HuMa pun berinisiatif untuk mendorong SK pencadangan hutan adat yang kemudian pemerintah meresponnya dengan membuat Peta Wilayah Indikatif Hutan Adat. Peta tersebut, kata dia, masih belum diclustering sehingga wilayah-wilayah yang masih menunggu mendapatkan SK Penetapan Hutan Adat masih belum mengetahui apa kekurangannya sehingga mereka pun tidak mengerti apa yang harus dibenahi. HuMa pun meminta untuk mempercepat RUU masyarakat Hukum Adat. Dia pun meminta dukungan pegiat HAM, pegiat Perempuan, dan lainnya untuk mendukung percepatan itu.
Direktur Jenderal Perhutanan Sosial dan Kemitraan Lingkungan (PSKL) Bambang Supriyanto menuturkan memang terjadi kendala dalam distribusi SK Penetapan Hutan Adat. “Ada usulan yang masuk ke kita 1,8 juta hektare. Tapi proposal, subyeknya yaitu by name by address, kelengkapan KTP, KK tidak lengkap, sehingga kita kembalikan. Selain itu, pada umumnya kualitas proposal masih perlu pendampingan. Terdapat juga objek yang kita kembalikan masih adanya konflik, sehingga masih perlu difasilitasi,” tutur dia.

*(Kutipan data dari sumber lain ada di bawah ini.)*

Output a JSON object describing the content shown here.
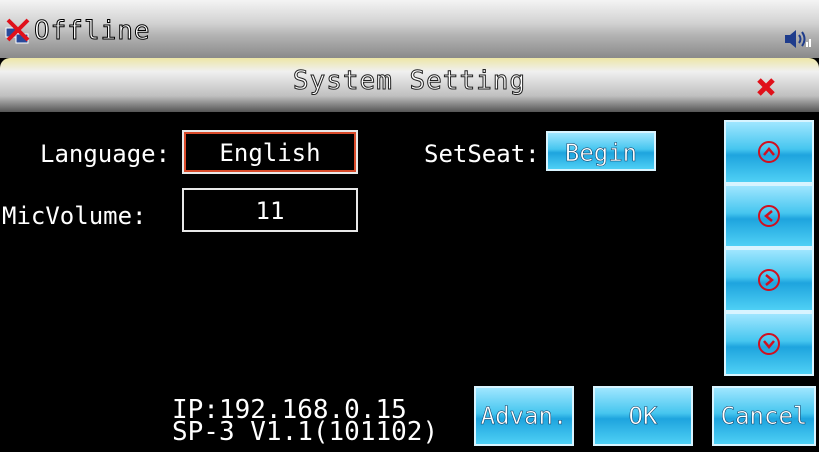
{
  "statusbar": {
    "network_icon": "network-offline-icon",
    "status_text": "Offline",
    "speaker_icon": "speaker-icon"
  },
  "title": {
    "text": "System Setting",
    "close_icon": "close-icon"
  },
  "settings": {
    "language_label": "Language:",
    "language_value": "English",
    "setseat_label": "SetSeat:",
    "setseat_button": "Begin",
    "micvolume_label": "MicVolume:",
    "micvolume_value": "11"
  },
  "nav_buttons": [
    "arrow-up-icon",
    "arrow-left-icon",
    "arrow-right-icon",
    "arrow-down-icon"
  ],
  "info": {
    "ip": "IP:192.168.0.15",
    "version": "SP-3 V1.1(101102)"
  },
  "actions": {
    "advanced": "Advan.",
    "ok": "OK",
    "cancel": "Cancel"
  },
  "colors": {
    "button_cyan": "#46c6ef",
    "focus_border": "#d84a2a",
    "close_red": "#e0101a"
  }
}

Selain proposal subyeknya belum memenuhi dan objeknya terdapat konflik, ada juga usulan adat. Hutan adat persyaratannya dilihat melalui UU No.41 tahun 1999 pasal 67 bahwa untuk penetapan hutan adat itu diperlukan pengakuan masyarakat hukum adatnya yang ditetapkan melalui Perda.“Yang menjadi kendala kita, Perdanya itu banyak yang belum ada,” kata dia.
“Jadi hingga saat ini, kita baru menetapkan 69 komunitas adat yang sudah ditetapkan dengan kurang lebih 80 ribu hektar. Tetapi di dalam Permen LHK 9 tahun 2021 tentang Pengelolaan Kehutanan Sosial, dan PP Nomor 23 tahun 2021 tentang penyelenggaraan kehutanan itu untuk menjebatani permasalahan tersebut, ada yang kita sebut WILHA.”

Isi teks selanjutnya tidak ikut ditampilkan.